There’s just always something to discover, and stepping into a story really is like opening a doorway to your imagination.

You know when Gene Wilder sings (in a tragic misuse of technicolor) to come along to a world of pure imagination? That’s what reading is. You’re no longer in an office, you’re in the Day Dream skimming along the coast of Calais with Percival Blakeny and co. You’re crouched in a cell in ChΓ’teau d’If, or visiting the infamous hideout of Luigi Vampa with the former Edmond Dantes. You’re taking tea with the Bennet sisters or learning society in Satis House with Pip.

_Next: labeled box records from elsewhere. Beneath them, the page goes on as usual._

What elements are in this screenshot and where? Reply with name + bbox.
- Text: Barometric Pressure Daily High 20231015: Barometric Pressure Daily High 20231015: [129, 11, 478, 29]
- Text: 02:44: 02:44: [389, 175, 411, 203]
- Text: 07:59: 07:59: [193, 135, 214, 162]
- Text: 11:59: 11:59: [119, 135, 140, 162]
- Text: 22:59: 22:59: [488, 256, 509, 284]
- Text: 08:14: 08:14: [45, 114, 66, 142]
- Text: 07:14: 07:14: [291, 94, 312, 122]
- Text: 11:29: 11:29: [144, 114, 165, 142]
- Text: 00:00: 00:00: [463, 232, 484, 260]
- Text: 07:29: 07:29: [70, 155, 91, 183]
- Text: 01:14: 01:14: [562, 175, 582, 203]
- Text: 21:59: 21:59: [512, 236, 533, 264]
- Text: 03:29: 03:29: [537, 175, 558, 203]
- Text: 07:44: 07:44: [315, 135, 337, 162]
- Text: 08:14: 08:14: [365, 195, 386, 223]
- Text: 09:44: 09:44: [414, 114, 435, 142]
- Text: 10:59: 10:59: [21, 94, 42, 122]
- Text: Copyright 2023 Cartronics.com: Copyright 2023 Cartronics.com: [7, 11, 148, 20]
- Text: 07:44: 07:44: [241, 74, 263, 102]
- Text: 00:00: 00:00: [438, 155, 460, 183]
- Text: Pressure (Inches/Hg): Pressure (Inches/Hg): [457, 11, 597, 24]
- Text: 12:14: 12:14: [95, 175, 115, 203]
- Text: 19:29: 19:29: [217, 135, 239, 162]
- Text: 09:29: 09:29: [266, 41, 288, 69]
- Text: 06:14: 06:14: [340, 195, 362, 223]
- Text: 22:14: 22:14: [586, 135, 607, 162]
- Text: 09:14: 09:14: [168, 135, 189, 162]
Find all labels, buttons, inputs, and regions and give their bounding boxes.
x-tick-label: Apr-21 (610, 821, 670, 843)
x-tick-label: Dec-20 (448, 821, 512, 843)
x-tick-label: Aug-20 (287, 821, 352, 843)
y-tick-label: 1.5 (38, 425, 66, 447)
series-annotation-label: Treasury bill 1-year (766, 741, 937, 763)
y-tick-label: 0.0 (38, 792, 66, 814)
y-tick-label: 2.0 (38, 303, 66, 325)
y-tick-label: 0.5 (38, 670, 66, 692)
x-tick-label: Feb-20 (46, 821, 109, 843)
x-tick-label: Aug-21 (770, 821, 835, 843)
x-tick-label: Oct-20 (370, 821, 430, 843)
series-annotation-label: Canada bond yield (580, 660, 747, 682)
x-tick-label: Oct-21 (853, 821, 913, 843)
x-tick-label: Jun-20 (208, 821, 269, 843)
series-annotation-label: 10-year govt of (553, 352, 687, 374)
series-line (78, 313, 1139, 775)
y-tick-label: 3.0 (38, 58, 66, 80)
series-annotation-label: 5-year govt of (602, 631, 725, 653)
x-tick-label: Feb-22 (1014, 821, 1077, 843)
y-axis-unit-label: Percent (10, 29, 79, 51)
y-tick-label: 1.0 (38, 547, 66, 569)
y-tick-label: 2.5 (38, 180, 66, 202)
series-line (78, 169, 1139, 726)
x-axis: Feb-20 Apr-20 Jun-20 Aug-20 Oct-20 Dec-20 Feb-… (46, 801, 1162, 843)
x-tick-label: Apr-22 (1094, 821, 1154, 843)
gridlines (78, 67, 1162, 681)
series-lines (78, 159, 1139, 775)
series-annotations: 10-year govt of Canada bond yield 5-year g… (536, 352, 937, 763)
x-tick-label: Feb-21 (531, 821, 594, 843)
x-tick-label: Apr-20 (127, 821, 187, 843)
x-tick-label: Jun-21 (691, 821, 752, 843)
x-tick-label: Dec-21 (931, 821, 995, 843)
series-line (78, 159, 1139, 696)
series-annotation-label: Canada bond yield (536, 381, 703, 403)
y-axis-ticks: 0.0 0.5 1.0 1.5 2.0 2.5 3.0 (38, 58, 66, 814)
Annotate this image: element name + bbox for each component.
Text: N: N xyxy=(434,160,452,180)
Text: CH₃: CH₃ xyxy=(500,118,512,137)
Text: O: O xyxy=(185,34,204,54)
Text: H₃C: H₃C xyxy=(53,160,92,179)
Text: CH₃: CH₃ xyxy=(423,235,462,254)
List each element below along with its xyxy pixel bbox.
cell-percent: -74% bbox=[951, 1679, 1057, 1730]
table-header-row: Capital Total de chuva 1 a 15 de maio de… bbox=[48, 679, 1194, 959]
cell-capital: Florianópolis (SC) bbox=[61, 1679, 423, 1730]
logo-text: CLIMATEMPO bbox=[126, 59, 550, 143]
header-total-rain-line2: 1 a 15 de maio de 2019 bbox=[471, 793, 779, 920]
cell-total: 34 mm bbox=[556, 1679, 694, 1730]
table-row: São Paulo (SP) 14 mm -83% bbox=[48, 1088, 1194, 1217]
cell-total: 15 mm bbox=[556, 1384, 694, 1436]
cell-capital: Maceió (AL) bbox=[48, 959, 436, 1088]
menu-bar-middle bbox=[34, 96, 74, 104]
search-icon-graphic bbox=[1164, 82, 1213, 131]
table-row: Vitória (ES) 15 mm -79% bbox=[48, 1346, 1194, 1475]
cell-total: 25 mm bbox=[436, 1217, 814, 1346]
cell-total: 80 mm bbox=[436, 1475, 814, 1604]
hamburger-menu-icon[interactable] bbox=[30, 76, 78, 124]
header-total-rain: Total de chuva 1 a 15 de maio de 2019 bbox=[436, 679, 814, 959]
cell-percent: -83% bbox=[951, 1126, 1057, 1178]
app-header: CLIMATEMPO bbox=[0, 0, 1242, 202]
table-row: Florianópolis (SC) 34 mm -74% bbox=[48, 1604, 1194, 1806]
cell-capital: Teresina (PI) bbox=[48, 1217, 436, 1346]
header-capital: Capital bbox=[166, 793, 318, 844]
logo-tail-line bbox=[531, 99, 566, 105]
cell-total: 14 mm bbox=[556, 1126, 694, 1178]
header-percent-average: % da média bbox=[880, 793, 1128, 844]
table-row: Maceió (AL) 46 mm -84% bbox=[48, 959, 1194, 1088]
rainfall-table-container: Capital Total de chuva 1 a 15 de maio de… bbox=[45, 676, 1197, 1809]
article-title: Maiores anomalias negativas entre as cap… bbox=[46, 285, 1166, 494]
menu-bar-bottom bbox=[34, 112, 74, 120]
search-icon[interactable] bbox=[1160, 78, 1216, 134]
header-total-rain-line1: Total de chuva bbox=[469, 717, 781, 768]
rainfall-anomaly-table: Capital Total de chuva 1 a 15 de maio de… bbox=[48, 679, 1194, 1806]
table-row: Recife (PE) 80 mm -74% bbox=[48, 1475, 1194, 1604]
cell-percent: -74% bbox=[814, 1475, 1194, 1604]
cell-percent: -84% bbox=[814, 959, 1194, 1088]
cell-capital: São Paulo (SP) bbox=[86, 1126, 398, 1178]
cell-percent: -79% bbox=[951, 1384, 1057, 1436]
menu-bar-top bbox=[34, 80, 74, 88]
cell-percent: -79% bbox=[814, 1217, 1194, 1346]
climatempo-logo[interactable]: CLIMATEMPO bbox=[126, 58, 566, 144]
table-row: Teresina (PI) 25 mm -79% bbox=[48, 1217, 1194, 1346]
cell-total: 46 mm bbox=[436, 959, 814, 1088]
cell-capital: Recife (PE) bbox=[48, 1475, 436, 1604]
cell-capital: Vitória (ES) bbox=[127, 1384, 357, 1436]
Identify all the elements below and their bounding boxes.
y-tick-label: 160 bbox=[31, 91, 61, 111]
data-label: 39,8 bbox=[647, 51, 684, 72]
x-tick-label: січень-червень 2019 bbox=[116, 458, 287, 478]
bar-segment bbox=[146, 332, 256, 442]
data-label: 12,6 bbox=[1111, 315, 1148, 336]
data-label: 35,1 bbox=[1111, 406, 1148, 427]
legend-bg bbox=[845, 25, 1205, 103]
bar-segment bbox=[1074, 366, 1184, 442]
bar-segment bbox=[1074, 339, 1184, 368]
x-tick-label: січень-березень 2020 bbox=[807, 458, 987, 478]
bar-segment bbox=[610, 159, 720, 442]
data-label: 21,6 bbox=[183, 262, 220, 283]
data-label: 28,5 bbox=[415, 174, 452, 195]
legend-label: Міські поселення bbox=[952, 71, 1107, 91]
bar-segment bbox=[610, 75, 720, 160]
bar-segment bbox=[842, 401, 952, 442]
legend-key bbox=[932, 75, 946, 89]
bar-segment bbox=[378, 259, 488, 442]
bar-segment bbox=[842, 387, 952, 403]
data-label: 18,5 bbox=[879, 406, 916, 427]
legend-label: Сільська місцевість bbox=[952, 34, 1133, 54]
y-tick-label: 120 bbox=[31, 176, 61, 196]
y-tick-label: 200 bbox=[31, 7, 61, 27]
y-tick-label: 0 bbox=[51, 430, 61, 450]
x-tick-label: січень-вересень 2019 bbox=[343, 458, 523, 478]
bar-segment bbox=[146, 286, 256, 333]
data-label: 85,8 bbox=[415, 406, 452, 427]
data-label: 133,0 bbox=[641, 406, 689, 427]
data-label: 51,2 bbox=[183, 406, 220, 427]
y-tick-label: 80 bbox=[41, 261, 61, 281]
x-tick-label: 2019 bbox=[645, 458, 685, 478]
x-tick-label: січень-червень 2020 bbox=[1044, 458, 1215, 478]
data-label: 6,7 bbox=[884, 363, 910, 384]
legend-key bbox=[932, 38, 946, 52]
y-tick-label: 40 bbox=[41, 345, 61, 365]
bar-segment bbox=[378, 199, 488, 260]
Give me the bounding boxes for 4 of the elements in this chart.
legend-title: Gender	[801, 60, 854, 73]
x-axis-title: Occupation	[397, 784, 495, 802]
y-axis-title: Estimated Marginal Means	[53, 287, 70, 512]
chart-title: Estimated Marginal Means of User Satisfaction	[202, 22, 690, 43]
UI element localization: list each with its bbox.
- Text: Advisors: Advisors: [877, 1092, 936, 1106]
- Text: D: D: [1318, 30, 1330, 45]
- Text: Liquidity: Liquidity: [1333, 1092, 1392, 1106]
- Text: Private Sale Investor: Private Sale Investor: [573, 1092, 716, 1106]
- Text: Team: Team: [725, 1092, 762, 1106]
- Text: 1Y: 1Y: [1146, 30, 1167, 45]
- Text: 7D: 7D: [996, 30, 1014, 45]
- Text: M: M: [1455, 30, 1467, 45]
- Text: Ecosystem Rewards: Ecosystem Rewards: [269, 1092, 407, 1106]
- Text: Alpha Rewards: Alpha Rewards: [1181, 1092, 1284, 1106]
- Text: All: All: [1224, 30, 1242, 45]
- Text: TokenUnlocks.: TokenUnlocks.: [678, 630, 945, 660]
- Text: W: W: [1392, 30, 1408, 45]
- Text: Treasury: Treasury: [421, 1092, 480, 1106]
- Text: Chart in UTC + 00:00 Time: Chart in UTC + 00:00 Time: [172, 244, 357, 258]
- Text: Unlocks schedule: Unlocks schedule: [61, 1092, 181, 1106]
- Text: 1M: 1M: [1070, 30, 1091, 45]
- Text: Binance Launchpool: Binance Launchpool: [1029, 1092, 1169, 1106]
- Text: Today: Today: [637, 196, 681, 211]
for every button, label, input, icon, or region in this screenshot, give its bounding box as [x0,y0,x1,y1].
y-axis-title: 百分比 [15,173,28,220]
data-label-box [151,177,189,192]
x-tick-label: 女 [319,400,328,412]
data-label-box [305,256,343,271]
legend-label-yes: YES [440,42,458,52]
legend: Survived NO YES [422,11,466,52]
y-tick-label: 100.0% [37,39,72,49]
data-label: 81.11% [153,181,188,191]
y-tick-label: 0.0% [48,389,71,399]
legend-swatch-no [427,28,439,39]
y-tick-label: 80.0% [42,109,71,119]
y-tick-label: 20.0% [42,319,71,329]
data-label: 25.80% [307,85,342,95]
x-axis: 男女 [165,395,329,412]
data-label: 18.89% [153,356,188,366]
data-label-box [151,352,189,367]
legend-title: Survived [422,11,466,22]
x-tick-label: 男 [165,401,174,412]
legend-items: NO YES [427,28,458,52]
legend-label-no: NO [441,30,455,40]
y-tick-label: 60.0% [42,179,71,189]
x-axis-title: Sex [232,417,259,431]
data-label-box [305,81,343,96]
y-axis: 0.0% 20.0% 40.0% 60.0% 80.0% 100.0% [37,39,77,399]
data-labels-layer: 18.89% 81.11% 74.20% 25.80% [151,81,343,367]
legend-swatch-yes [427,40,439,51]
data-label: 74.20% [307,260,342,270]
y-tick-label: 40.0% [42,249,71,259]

I’m not one of those people that insists that all great literature was written in the 19th century.

But a lot of it was.

And it’s fun to dip back in time to revisit them.

What a rabbit trail, right? Maybe it’s these old loafers that had me feeling nostalgic. Or the glasses, or the high waisted shorts, but something about this feels very retro.Zoologist meets jungle photographer, something like that? I’ll take it.

(p.s. if you got the title reference, A+ to you. Did I go see this movie because (1) Brie Larson is my hero and (2) to see Tom Hiddleston in a role where he wasn’t overshadowed by a wig or aggressive sexuality? Yes and yes).